Uh, and then those versions were not used at all in tournaments, and they used the RC version. It was just a skill you needed to learn, like a character's BnB combos and whatnot. It is still a better game than a lot of others, the problem with it was how long it takes to run.
A better example would be like picking master hand in smash or something.
EDIT: @Dune, a time tax is something that you have to learn, before being able to even think about the meta game. Like, learning all the moves pieces can do, leaning how to play magic, how to dragon punch and fireball in street fighter. They are all basics of the game that you ABSOLUTELY have to learn to be able to think about the meta game. Also, they can refer to any grinding, like when you are playing LoL, you need to grind to level 30, and have all the best runes and masteries before being able to play
Last edited by CWheezy; 04-10-2010 at 02:19 PM.
What about the strategy inherent in all games then? Strategy cannot be chalked up to the metagame, but is clearly something which transcends simply possessing the skills to play a game in a certain style. If learning to last-hit is considered a 'time-tax' when it fundamentally is just how to time a right-click, then knowing a powerful position (whether it be in HoN or Chess) must be a 'time-tax' as well. To master the former one evidently requires something more than the ability to right-click, for it is about timing as well. However, mastering the latter could involve where one places one hero before timing this attack. I don't see how 'time-tax' forms a suitable basis for an analogy here as it is present in all games or sports.
The difference is that learning those things is actually interesting and fun, and you learn them every game you play, and there is no limit to how much you can learn. It is always changing and shifting, there is always something new to learn.
Learning how to fireball, or my bnb combo in practice mode is not fun, and I will only learn it like once. What is the exciting part is learning when to throw that fireball so it wont get me killed.
The time tax is the time you have to put in, before you get to the actual interesting parts of the game.
Fun is suprisingly not as subjective as you would think, and has actually been defined before.
But if you are going to resort to lame things like that, then you are not really worth having a discourse with!

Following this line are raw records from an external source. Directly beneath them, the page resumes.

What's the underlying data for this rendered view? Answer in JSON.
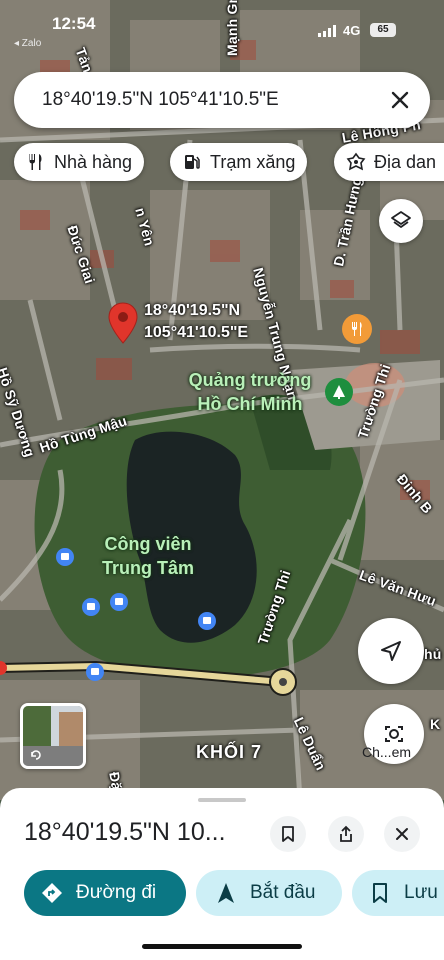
{
  "status_bar": {
    "time": "12:54",
    "back_app": "◂ Zalo",
    "network": "4G",
    "battery": "65"
  },
  "search": {
    "value": "18°40'19.5\"N 105°41'10.5\"E"
  },
  "chips": [
    {
      "label": "Nhà hàng",
      "icon": "restaurant-icon"
    },
    {
      "label": "Trạm xăng",
      "icon": "gas-station-icon"
    },
    {
      "label": "Địa dan",
      "icon": "landmark-icon"
    }
  ],
  "map": {
    "pin_label_lat": "18°40'19.5\"N",
    "pin_label_lng": "105°41'10.5\"E",
    "streets": [
      "Tản Cư",
      "Mạnh Gmen",
      "Lê Hồng Ph",
      "Đức Giai",
      "n Yên",
      "Nguyễn Trung Ngạn",
      "D. Trần Hưng Lực",
      "Hồ Sỹ Dương",
      "Hồ Tùng Mậu",
      "Trường Thi",
      "Đinh B",
      "Lê Văn Hưu",
      "Trường Thi",
      "Lê Duẩn",
      "Đặn",
      "K",
      "hủ"
    ],
    "pois": [
      "Quảng trường Hồ Chí Minh",
      "Công viên Trung Tâm"
    ],
    "area_label": "KHỐI 7"
  },
  "lens_label": "Ch...em",
  "sheet": {
    "title": "18°40'19.5\"N 10...",
    "buttons": {
      "directions": "Đường đi",
      "start": "Bắt đầu",
      "save": "Lưu"
    }
  },
  "colors": {
    "primary": "#0b7784",
    "primary_light": "#cdeff6",
    "pin_red": "#e0352b"
  }
}
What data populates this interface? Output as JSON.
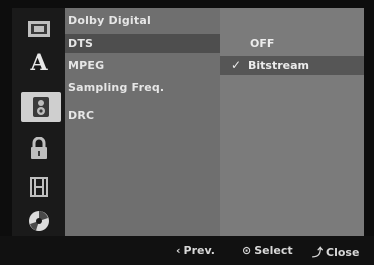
{
  "sidebar": {
    "icons": [
      {
        "name": "disc-menu-icon",
        "glyph": "▣"
      },
      {
        "name": "language-icon",
        "glyph": "A"
      },
      {
        "name": "audio-speaker-icon",
        "glyph": "🔊"
      },
      {
        "name": "lock-icon",
        "glyph": "🔒"
      },
      {
        "name": "film-icon",
        "glyph": "🎞"
      },
      {
        "name": "disc-icon",
        "glyph": "💿"
      }
    ]
  },
  "menu": {
    "items": [
      {
        "label": "Dolby Digital"
      },
      {
        "label": "DTS"
      },
      {
        "label": "MPEG"
      },
      {
        "label": "Sampling Freq."
      },
      {
        "label": "DRC"
      }
    ]
  },
  "options": {
    "items": [
      {
        "label": "OFF",
        "checked": false
      },
      {
        "label": "Bitstream",
        "checked": true
      }
    ],
    "check_glyph": "✓"
  },
  "footer": {
    "prev_icon": "‹",
    "prev_label": "Prev.",
    "select_icon": "⊙",
    "select_label": "Select",
    "close_icon": "⤴",
    "close_label": "Close"
  },
  "colors": {
    "menu_bg": "#6f6f6f",
    "options_bg": "#7b7b7b",
    "highlight": "#4e4e4e",
    "sidebar_bg": "#1a1a1a"
  }
}
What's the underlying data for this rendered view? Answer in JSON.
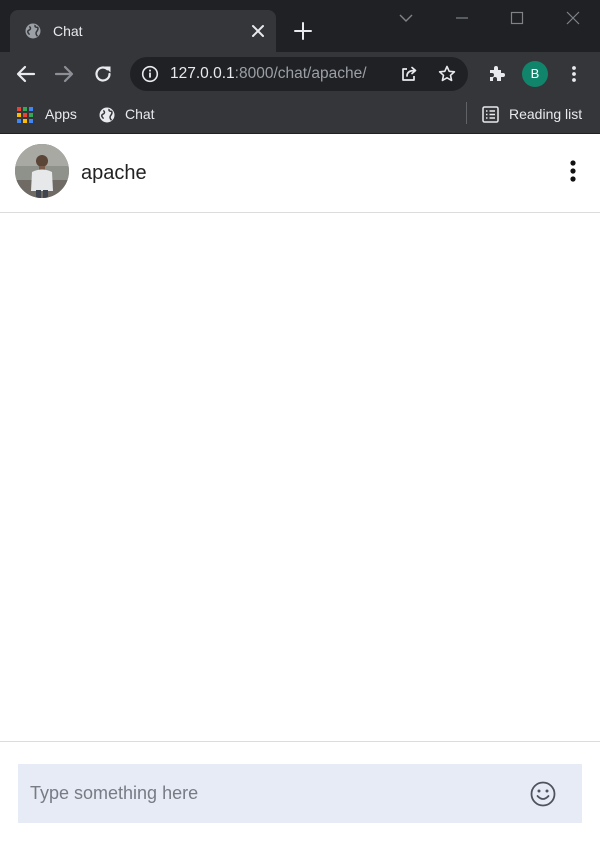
{
  "browser": {
    "tab": {
      "title": "Chat",
      "close": "×"
    },
    "new_tab": "+",
    "address": {
      "host": "127.0.0.1",
      "path": ":8000/chat/apache/"
    },
    "profile_initial": "B",
    "bookmarks": {
      "apps": "Apps",
      "chat": "Chat",
      "reading_list": "Reading list"
    },
    "colors": {
      "frame": "#202124",
      "toolbar": "#35363a",
      "profile": "#11856b"
    }
  },
  "chat": {
    "username": "apache",
    "composer": {
      "placeholder": "Type something here",
      "value": ""
    },
    "colors": {
      "input_bg": "#e7ebf5",
      "divider": "#dcdcdc"
    }
  },
  "icons": {
    "tab": "globe-icon",
    "tab_close": "close-icon",
    "new_tab": "plus-icon",
    "back": "arrow-left-icon",
    "forward": "arrow-right-icon",
    "reload": "reload-icon",
    "info": "info-icon",
    "share": "share-icon",
    "bookmark": "star-icon",
    "extensions": "puzzle-icon",
    "menu": "kebab-menu-icon",
    "apps": "apps-grid-icon",
    "reading_list": "reading-list-icon",
    "options": "vertical-dots-icon",
    "emoji": "smiley-icon"
  }
}
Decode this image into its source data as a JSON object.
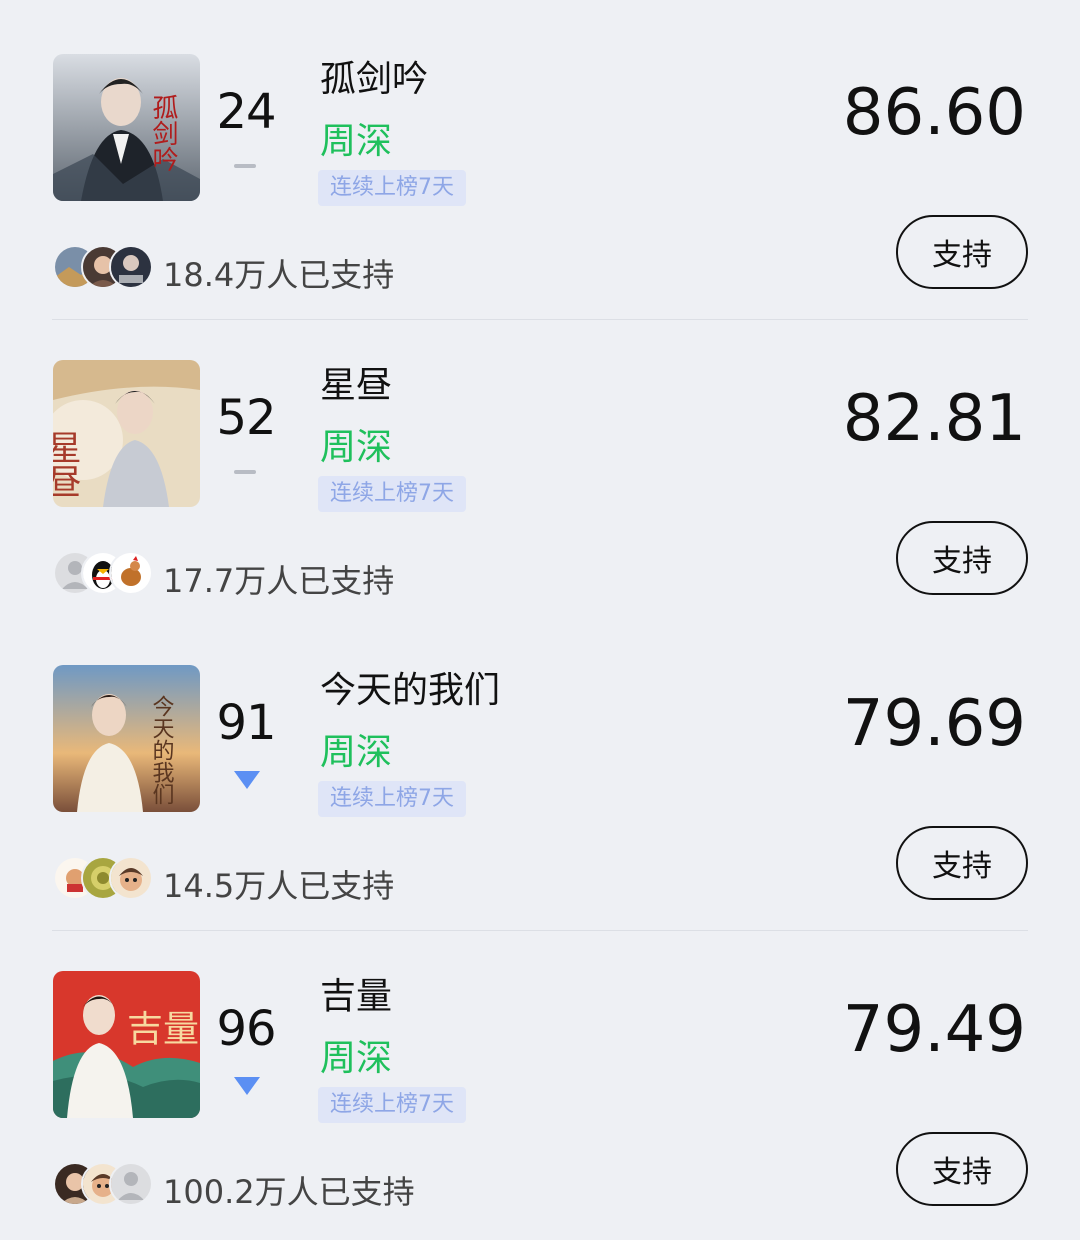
{
  "items": [
    {
      "rank": "24",
      "trend": "flat",
      "song": "孤剑吟",
      "artist": "周深",
      "badge": "连续上榜7天",
      "score": "86.60",
      "supporters": "18.4万人已支持",
      "button": "支持",
      "cover_text": "孤剑吟"
    },
    {
      "rank": "52",
      "trend": "flat",
      "song": "星昼",
      "artist": "周深",
      "badge": "连续上榜7天",
      "score": "82.81",
      "supporters": "17.7万人已支持",
      "button": "支持",
      "cover_text": "星昼"
    },
    {
      "rank": "91",
      "trend": "down",
      "song": "今天的我们",
      "artist": "周深",
      "badge": "连续上榜7天",
      "score": "79.69",
      "supporters": "14.5万人已支持",
      "button": "支持",
      "cover_text": "今天的我们"
    },
    {
      "rank": "96",
      "trend": "down",
      "song": "吉量",
      "artist": "周深",
      "badge": "连续上榜7天",
      "score": "79.49",
      "supporters": "100.2万人已支持",
      "button": "支持",
      "cover_text": "吉量"
    }
  ],
  "colors": {
    "background": "#eef0f4",
    "artist": "#1fc05c",
    "badge_bg": "#dfe5f7",
    "badge_text": "#8ea6e6",
    "trend_down": "#5b8ff3"
  }
}
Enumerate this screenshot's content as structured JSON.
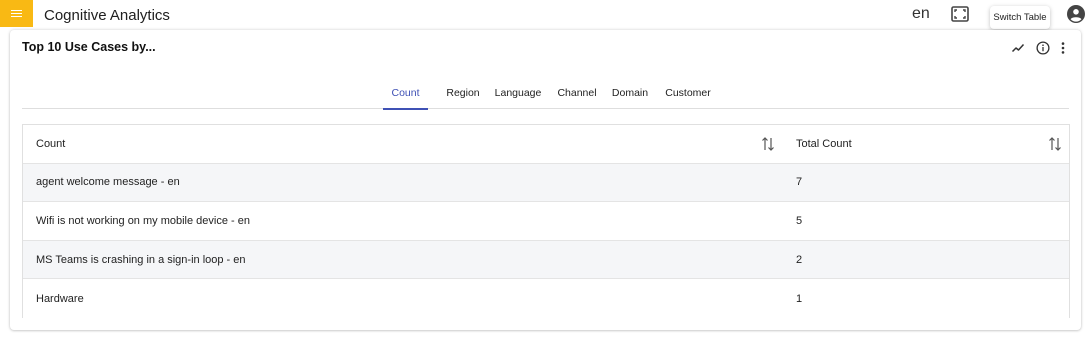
{
  "app": {
    "title": "Cognitive Analytics",
    "language": "en",
    "tooltip": "Switch Table",
    "menu_icon": "menu-icon",
    "fullscreen_icon": "fullscreen-icon",
    "account_icon": "account-circle-icon",
    "accent_color": "#f9b914"
  },
  "card": {
    "title": "Top 10 Use Cases by...",
    "actions": [
      "trend-icon",
      "info-icon",
      "more-vert-icon"
    ]
  },
  "tabs": [
    {
      "label": "Count",
      "active": true
    },
    {
      "label": "Region",
      "active": false
    },
    {
      "label": "Language",
      "active": false
    },
    {
      "label": "Channel",
      "active": false
    },
    {
      "label": "Domain",
      "active": false
    },
    {
      "label": "Customer",
      "active": false
    }
  ],
  "table": {
    "columns": [
      "Count",
      "Total Count"
    ],
    "rows": [
      [
        "agent welcome message - en",
        "7"
      ],
      [
        "Wifi is not working on my mobile device - en",
        "5"
      ],
      [
        "MS Teams is crashing in a sign-in loop - en",
        "2"
      ],
      [
        "Hardware",
        "1"
      ]
    ]
  },
  "colors": {
    "tab_active": "#3f51b5",
    "row_shaded": "#f5f6f8"
  }
}
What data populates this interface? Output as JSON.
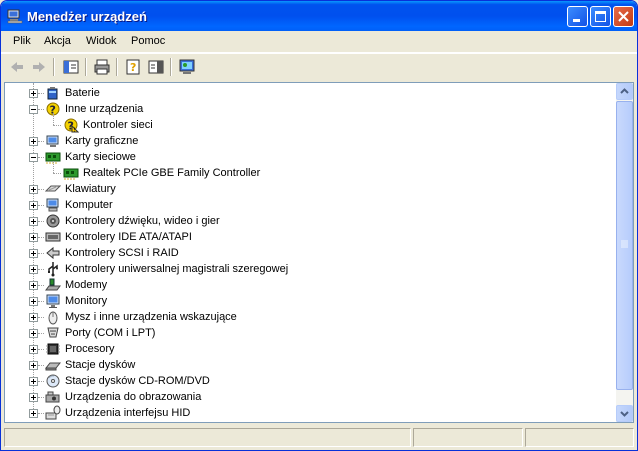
{
  "window": {
    "title": "Menedżer urządzeń"
  },
  "menu": [
    "Plik",
    "Akcja",
    "Widok",
    "Pomoc"
  ],
  "toolbar": {
    "buttons": [
      "back-icon",
      "forward-icon",
      "show-hide-tree-icon",
      "print-icon",
      "properties-icon",
      "help-icon",
      "scan-hardware-icon"
    ]
  },
  "tree": {
    "items": [
      {
        "label": "Baterie",
        "icon": "battery-icon",
        "level": 1,
        "state": "collapsed"
      },
      {
        "label": "Inne urządzenia",
        "icon": "unknown-device-icon",
        "level": 1,
        "state": "expanded"
      },
      {
        "label": "Kontroler sieci",
        "icon": "warning-device-icon",
        "level": 2,
        "state": "leaf"
      },
      {
        "label": "Karty graficzne",
        "icon": "display-adapter-icon",
        "level": 1,
        "state": "collapsed"
      },
      {
        "label": "Karty sieciowe",
        "icon": "network-card-icon",
        "level": 1,
        "state": "expanded"
      },
      {
        "label": "Realtek PCIe GBE Family Controller",
        "icon": "network-card-icon",
        "level": 2,
        "state": "leaf"
      },
      {
        "label": "Klawiatury",
        "icon": "keyboard-icon",
        "level": 1,
        "state": "collapsed"
      },
      {
        "label": "Komputer",
        "icon": "computer-icon",
        "level": 1,
        "state": "collapsed"
      },
      {
        "label": "Kontrolery dźwięku, wideo i gier",
        "icon": "sound-icon",
        "level": 1,
        "state": "collapsed"
      },
      {
        "label": "Kontrolery IDE ATA/ATAPI",
        "icon": "ide-controller-icon",
        "level": 1,
        "state": "collapsed"
      },
      {
        "label": "Kontrolery SCSI i RAID",
        "icon": "scsi-icon",
        "level": 1,
        "state": "collapsed"
      },
      {
        "label": "Kontrolery uniwersalnej magistrali szeregowej",
        "icon": "usb-icon",
        "level": 1,
        "state": "collapsed"
      },
      {
        "label": "Modemy",
        "icon": "modem-icon",
        "level": 1,
        "state": "collapsed"
      },
      {
        "label": "Monitory",
        "icon": "monitor-icon",
        "level": 1,
        "state": "collapsed"
      },
      {
        "label": "Mysz i inne urządzenia wskazujące",
        "icon": "mouse-icon",
        "level": 1,
        "state": "collapsed"
      },
      {
        "label": "Porty (COM i LPT)",
        "icon": "port-icon",
        "level": 1,
        "state": "collapsed"
      },
      {
        "label": "Procesory",
        "icon": "processor-icon",
        "level": 1,
        "state": "collapsed"
      },
      {
        "label": "Stacje dysków",
        "icon": "disk-drive-icon",
        "level": 1,
        "state": "collapsed"
      },
      {
        "label": "Stacje dysków CD-ROM/DVD",
        "icon": "cdrom-icon",
        "level": 1,
        "state": "collapsed"
      },
      {
        "label": "Urządzenia do obrazowania",
        "icon": "imaging-icon",
        "level": 1,
        "state": "collapsed"
      },
      {
        "label": "Urządzenia interfejsu HID",
        "icon": "hid-icon",
        "level": 1,
        "state": "collapsed"
      }
    ]
  },
  "colors": {
    "titlebar": "#0054E3",
    "window_bg": "#ECE9D8",
    "tree_bg": "#FFFFFF",
    "scrollbar": "#C1D3FB"
  }
}
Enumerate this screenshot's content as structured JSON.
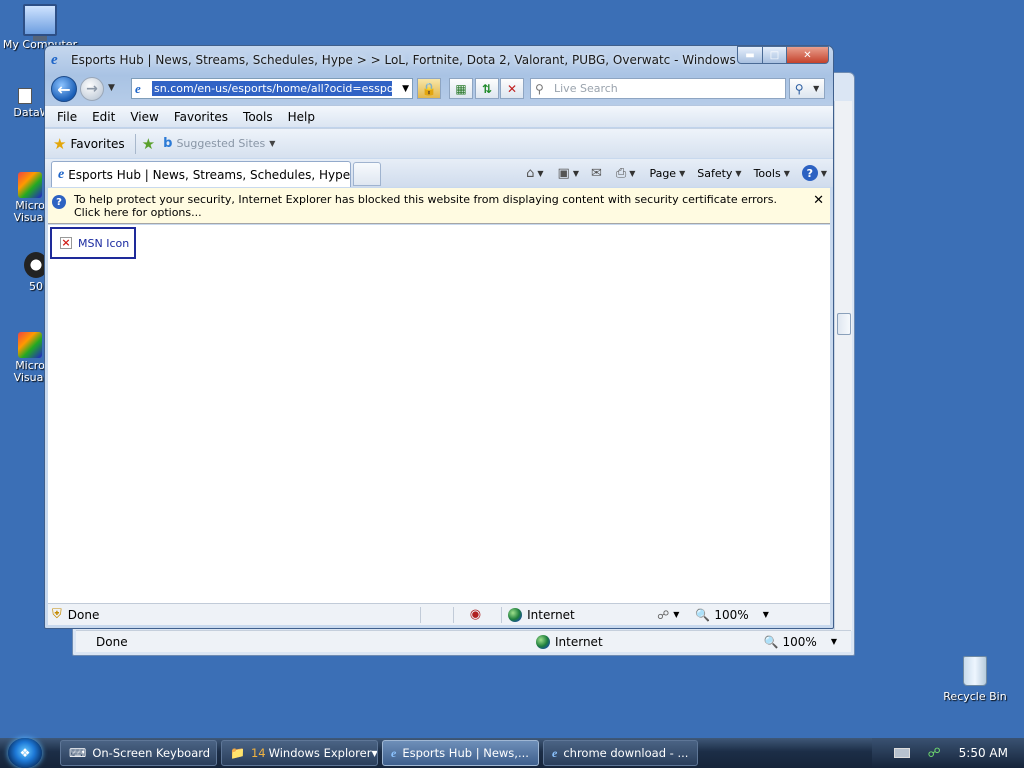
{
  "desktop": {
    "icons": [
      {
        "label": "My Computer",
        "icon": "computer-icon"
      },
      {
        "label": "DataW",
        "icon": "shortcut-icon"
      },
      {
        "label": "Micro\nVisual",
        "icon": "visual-studio-icon"
      },
      {
        "label": "50",
        "icon": "panda-icon"
      },
      {
        "label": "Micro\nVisual",
        "icon": "visual-studio-icon"
      },
      {
        "label": "Recycle Bin",
        "icon": "recycle-bin-icon"
      }
    ]
  },
  "background_window": {
    "status_text": "Done",
    "zone": "Internet",
    "zoom": "100%"
  },
  "browser": {
    "title": "Esports Hub | News, Streams, Schedules, Hype > > LoL, Fortnite, Dota 2, Valorant, PUBG, Overwatc - Windows Internet Exp...",
    "address": "sn.com/en-us/esports/home/all?ocid=essports",
    "search_placeholder": "Live Search",
    "menu": [
      "File",
      "Edit",
      "View",
      "Favorites",
      "Tools",
      "Help"
    ],
    "favorites_label": "Favorites",
    "suggested_sites": "Suggested Sites",
    "tab_title": "Esports Hub | News, Streams, Schedules, Hype > > ...",
    "commands": {
      "page": "Page",
      "safety": "Safety",
      "tools": "Tools"
    },
    "info_bar": "To help protect your security, Internet Explorer has blocked this website from displaying content with security certificate errors. Click here for options...",
    "content": {
      "broken_image_alt": "MSN Icon"
    },
    "status": {
      "text": "Done",
      "zone": "Internet",
      "zoom": "100%"
    }
  },
  "taskbar": {
    "tasks": [
      {
        "label": "On-Screen Keyboard"
      },
      {
        "count": "14",
        "label": "Windows Explorer"
      },
      {
        "label": "Esports Hub | News,..."
      },
      {
        "label": "chrome download - ..."
      }
    ],
    "clock": "5:50 AM"
  }
}
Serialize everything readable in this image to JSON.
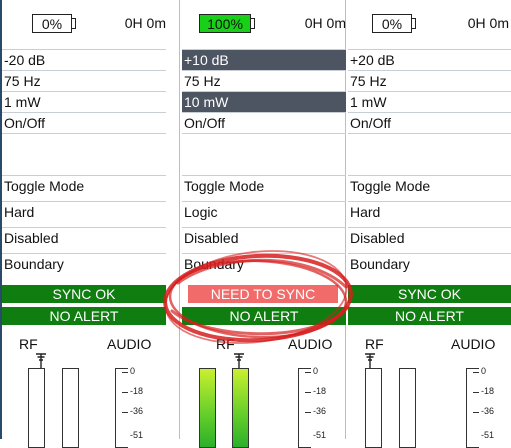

Especially when it is easy to find things that are fun to most people, just look at the keeper thread, and how many posts are like, he is boring and unfun he is.
So I guess discussion is over.
What he's saying is that the knowledge of all the "pieces" in chess takes very little time at all (only a few minutes). It is true that professional chess players probably do a lot of research in order to use those pieces correctly; but in theory, additional research is not required to play a perfect game. In short, once you possess the knowledge of every "piece" in HoN (all the units, items, and heroes [and how they work together]), you have all the information necessary to play the "perfect" game of HoN. This does not necessarily mean that you will, but the "time tax" part of your learning experience is over.
In his original post, he also went into detail about the strategic aspects of the game and how that relates to skill. Once you have all the knowledge necessary to play the game, the strategic part (and how well you do) does not necessarily require TIME to become proficient at, when in theory a keen mind will make all the best decisions using the available information...
Originally Posted by senzation54
Ah yes, the "balance for high level" issue. Let me enforces that with using my fingers to do real air quotes in air.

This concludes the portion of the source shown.